Kedungjajang, 15 Juli 2025 – Pemerintah Kecamatan Kedungjajang berhasil melaksanakan fasilitasi Musyawarah Perencanaan Pembangunan Desa (Musrenbangdes) dalam rangka penyusunan Rencana Kerja Pemerintah Desa (RKPDES) Tahun 2026 secara tuntas di seluruh desa wilayah kecamatan. Kegiatan ini dilaksanakan mulai tanggal 7 Juli hingga 15 Juli 2025, dan mencakup 12 desa yang ada di wilayah Kecamatan Kedungjajang.
Musrenbangdes merupakan forum penting dalam proses perencanaan pembangunan desa yang partisipatif, dengan melibatkan berbagai unsur masyarakat mulai dari Pemerintah Desa, Badan Permusyawaratan Desa (BPD), tokoh masyarakat, tokoh agama, kelompok perempuan, pemuda, dan unsur lainnya. Dalam kegiatan ini, masing-masing desa memaparkan usulan prioritas pembangunan yang berasal dari hasil musyawarah dusun dan menyepakati program/kegiatan yang akan dimasukkan ke dalam RKPDES 2026.
Camat Kedungjajang, dalam keterangannya menyampaikan bahwa fasilitasi ini merupakan bagian dari tugas pemerintah kecamatan untuk memastikan proses perencanaan desa berjalan sesuai dengan tahapan dan ketentuan yang berlaku. "Kami memastikan seluruh desa difasilitasi sesuai jadwal dan standar yang ditetapkan, serta mengawal agar seluruh usulan benar-benar mencerminkan kebutuhan masyarakat desa," ujarnya.

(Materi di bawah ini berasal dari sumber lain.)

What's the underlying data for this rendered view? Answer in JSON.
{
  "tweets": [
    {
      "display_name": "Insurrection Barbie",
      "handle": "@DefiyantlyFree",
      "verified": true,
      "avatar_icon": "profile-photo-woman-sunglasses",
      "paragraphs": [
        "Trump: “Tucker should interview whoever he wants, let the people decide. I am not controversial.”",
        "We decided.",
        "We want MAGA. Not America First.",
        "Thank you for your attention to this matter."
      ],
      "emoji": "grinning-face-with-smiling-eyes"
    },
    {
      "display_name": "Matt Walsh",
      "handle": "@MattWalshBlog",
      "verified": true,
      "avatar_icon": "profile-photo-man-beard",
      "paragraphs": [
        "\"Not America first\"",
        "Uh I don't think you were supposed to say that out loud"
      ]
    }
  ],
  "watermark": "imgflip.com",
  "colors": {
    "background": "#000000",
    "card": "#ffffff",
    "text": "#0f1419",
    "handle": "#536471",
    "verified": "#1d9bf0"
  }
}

Kegiatan ini juga menjadi momentum penting untuk mengintegrasikan rencana pembangunan desa dengan arah kebijakan pembangunan daerah, sebagaimana diamanatkan dalam peraturan perundang-undangan.
Adapun desa-desa yang telah selesai melaksanakan Musrenbangdes antara lain: Umbul, Wonorejo, Curahpetung, Grobogan, Kedungjajang, Tempursari, Sawaran kulon, Bandaran, Jatisari, Bence, Krasak, dan Pandansari
Dengan selesainya fasilitasi Musrenbangdes di seluruh desa, Pemerintah Kecamatan Kedungjajang berharap RKPDES Tahun 2026 yang disusun benar-benar mampu menjawab kebutuhan pembangunan desa secara terarah, efektif, dan berkelanjutan.